Adultério - F. Pereira da Nóbrega

   Adultério

Na cidade ele se julgava um desconhecido. Mas desconhecido não era seu lado clandestino de encontros amorosos. Quando ela punha na varanda aquele jarro de flores, no outro lado da rua, não só ele entendia: o marido estava ausente, a mulher esperava o outro. Mais uma vez ele entrou pela porta dos fundos, sentou-se, começou o diálogo: - De que você mais gosta em mim? - Dos olhos. - E no seu marido? - Dos olhos. - De que cor são os olhos dele?
- Da cor da morte. A porta gemeu, um homem entrou. O desconhecido estremeceu. Ela o tranquilizou: "ele é cego". - Dina - disse o marido, entrando - você jura que não anda homem nenhum aqui em casa? - Juro pela Hóstia Consagrada. Por quê? - Pois estão dizendo na rua que você é infiel a mim.
Mais ela jurou, mais o desconhecido se encolheu. - E agora, Dina, não há ninguém aqui em casa?
- Lula, que homem anda nesta casa, senão você? - Não estou falando de "homem". Pode ser mulher, até criança. Não há ninguém mesmo aqui? - Ninguém. - Pois ouça, pra ninguém mais ouvir: Sempre acreditei em vocÊ, Dina. Mais ainda, quando ceguei. O que você diz é como se eu estivesse vendo. Quando eu ceguei, foi como se o mundo anoitecesse pra sempre.

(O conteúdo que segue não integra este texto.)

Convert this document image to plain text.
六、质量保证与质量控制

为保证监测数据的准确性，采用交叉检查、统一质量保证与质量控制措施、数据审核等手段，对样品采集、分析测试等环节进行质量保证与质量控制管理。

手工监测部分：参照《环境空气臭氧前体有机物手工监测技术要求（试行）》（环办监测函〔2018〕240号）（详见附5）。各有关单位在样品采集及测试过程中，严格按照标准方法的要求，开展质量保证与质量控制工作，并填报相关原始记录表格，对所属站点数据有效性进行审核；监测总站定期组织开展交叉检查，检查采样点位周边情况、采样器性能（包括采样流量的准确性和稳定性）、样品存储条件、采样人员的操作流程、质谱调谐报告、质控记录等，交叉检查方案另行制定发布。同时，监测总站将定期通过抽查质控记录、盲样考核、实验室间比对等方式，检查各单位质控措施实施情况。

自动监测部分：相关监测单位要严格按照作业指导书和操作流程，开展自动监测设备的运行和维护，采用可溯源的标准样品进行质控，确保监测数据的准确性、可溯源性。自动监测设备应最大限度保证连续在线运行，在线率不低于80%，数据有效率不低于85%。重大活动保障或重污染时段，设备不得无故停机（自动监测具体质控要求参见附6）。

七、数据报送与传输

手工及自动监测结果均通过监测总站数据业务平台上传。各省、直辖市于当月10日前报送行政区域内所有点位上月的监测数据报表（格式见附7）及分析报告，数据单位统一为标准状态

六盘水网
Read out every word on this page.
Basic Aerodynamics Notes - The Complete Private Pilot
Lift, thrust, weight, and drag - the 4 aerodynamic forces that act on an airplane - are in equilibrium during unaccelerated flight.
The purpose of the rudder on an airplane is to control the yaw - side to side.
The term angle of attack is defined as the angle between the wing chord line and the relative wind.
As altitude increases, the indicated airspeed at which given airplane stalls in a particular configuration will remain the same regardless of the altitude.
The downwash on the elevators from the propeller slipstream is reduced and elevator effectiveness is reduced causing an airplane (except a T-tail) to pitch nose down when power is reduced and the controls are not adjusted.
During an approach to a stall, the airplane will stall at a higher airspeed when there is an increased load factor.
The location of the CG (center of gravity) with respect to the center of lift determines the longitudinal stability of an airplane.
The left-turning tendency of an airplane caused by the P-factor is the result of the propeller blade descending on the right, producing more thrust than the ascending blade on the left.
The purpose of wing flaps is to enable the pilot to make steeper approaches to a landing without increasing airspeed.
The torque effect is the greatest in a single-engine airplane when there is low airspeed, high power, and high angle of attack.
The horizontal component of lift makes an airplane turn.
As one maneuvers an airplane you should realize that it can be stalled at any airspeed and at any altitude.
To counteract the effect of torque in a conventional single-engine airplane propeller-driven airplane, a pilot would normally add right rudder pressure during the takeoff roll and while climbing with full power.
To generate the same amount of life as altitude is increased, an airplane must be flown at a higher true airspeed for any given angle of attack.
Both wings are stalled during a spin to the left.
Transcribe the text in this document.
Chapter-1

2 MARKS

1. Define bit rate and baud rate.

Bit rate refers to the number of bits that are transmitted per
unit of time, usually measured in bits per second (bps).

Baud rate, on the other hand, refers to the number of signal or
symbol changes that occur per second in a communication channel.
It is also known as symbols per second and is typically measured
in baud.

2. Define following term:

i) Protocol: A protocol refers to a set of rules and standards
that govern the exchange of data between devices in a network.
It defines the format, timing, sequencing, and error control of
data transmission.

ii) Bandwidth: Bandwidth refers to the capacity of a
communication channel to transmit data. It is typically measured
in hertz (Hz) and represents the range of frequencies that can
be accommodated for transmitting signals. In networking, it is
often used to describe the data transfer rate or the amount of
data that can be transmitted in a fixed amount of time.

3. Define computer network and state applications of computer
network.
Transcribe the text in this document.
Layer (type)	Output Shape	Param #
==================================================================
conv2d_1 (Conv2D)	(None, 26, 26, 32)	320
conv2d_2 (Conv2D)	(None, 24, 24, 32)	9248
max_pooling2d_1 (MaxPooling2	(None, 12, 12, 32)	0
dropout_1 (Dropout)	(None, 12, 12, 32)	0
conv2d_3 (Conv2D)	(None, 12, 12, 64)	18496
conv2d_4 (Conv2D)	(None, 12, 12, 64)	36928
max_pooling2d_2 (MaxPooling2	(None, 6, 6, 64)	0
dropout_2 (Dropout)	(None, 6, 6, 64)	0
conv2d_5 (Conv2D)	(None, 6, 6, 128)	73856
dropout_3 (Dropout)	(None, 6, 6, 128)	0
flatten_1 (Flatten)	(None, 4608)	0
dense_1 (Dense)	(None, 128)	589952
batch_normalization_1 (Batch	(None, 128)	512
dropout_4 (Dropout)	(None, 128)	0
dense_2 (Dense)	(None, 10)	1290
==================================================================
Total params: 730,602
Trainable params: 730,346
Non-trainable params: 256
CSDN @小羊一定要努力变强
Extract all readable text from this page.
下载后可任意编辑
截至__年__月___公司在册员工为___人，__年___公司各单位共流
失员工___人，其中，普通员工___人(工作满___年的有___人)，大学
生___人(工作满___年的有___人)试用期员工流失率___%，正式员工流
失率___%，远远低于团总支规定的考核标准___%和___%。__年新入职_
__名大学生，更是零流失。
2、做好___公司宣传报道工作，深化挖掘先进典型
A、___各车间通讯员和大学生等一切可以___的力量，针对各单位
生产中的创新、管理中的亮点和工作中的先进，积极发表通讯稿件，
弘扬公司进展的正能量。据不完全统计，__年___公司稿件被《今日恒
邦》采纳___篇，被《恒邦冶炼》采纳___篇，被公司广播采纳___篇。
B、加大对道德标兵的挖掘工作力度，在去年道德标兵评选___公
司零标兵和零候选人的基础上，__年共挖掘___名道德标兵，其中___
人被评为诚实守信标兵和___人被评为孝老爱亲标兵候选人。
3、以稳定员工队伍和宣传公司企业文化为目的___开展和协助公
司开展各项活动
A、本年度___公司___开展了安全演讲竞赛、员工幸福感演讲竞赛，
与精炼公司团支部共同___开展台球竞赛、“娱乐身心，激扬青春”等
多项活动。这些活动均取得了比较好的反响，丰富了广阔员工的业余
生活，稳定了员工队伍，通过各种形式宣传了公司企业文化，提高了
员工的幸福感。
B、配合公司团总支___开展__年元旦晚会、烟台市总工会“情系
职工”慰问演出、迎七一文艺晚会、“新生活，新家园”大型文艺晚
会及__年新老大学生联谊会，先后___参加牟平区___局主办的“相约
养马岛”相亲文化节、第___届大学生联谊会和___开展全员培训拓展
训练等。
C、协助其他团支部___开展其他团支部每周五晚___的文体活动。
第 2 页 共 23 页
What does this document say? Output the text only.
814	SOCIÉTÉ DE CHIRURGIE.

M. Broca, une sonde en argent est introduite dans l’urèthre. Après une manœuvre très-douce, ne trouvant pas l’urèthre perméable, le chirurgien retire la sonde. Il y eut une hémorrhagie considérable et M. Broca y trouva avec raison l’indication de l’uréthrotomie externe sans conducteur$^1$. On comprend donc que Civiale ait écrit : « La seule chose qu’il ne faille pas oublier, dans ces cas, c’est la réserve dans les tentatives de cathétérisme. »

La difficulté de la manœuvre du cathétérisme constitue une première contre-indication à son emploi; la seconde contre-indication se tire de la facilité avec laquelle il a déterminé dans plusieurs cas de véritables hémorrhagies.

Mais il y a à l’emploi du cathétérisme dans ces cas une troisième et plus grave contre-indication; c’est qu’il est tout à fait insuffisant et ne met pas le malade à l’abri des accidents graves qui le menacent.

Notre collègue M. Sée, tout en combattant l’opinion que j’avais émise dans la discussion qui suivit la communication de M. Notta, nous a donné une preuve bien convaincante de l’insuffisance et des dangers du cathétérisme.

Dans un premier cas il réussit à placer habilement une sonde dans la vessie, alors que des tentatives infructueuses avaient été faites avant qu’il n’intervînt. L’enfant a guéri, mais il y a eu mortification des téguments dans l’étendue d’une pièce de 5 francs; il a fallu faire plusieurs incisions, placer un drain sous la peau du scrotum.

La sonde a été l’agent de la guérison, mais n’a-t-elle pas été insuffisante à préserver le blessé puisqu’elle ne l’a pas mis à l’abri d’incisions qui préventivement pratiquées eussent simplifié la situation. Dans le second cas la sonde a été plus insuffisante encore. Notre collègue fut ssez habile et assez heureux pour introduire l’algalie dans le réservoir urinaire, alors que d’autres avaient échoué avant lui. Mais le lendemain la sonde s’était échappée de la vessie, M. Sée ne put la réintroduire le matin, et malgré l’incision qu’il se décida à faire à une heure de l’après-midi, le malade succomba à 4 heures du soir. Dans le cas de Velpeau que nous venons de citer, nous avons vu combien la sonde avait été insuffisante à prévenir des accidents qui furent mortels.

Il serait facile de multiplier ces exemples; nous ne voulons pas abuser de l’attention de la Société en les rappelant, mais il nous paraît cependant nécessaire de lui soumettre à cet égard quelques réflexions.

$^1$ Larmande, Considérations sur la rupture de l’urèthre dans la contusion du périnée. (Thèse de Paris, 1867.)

Mas quando Deus fecha a porta, abre uma janela. Você é a janela de minha vida, Dina. Você diz: "Lulu, o sol está se

pondo" e parece que estou vendo a Estrela Dalva nascendo. Você diz: "Hoje é lua cheia" e parece que estou vendo S. Jorge, a cavalo, no céu. Sua palavra bota estrelas no meu céu. Se eu desacreditasse de você, erá como se um cego cegasse de novo. Você é meus olhos, Dina. O estranho baixou a cabeça. Envergonhou-se do adultério iminente. Aquele diálogo seria poema se ele não estivesse ali. Nem mais olhava aquela mulher. Cada palavra do cego mais lhe açulava o remorso. Lulu pediu para ela fechar a porta. Tinha algo de mais íntimo ainda pra lhe dizer. Ela levantou-se. O desconhecido fez gesto de acompanhá-la, tentando fugir. Ela acenou que não. Qualquer ruído seria comprometedor. Quando ela já retornava, o desconhecido aproveitou seus passos para respirar, se aliviando da tensão. O cego percebeu a respiração e, pensando ser ela, caminhou para junto dele. Ela lhe prendeu as mãos. - Dina, estou ouvindo tanta estória. Se for verdade, vou terminar
preso, mas mando matar um. O desconhecido mais se encolheu, nem sei se de vergonha, se de medo. - Eu só queria que Deus me desse ainda a luz dos olhos, sabe pra que, Dina? Só pra ver você, como vi um dia, entrando na igreja, vestida de noiva, só pra mim. No cego os olhos se recusavam a ver, mas não se recusavam a chorar. O remorso, por dentro, triturava o desconhecido. - Mas, quem sabe, Dina, Deus me tirou a luz dos olhos pra não enxergar o que mata quem vê: o adultério da mulher amada.
   Depois, sobreveio o silêncio. E, no silêncio, baixinho, uma adúltera soluçava, Entre dois homens: um cegara, o outro emudecera.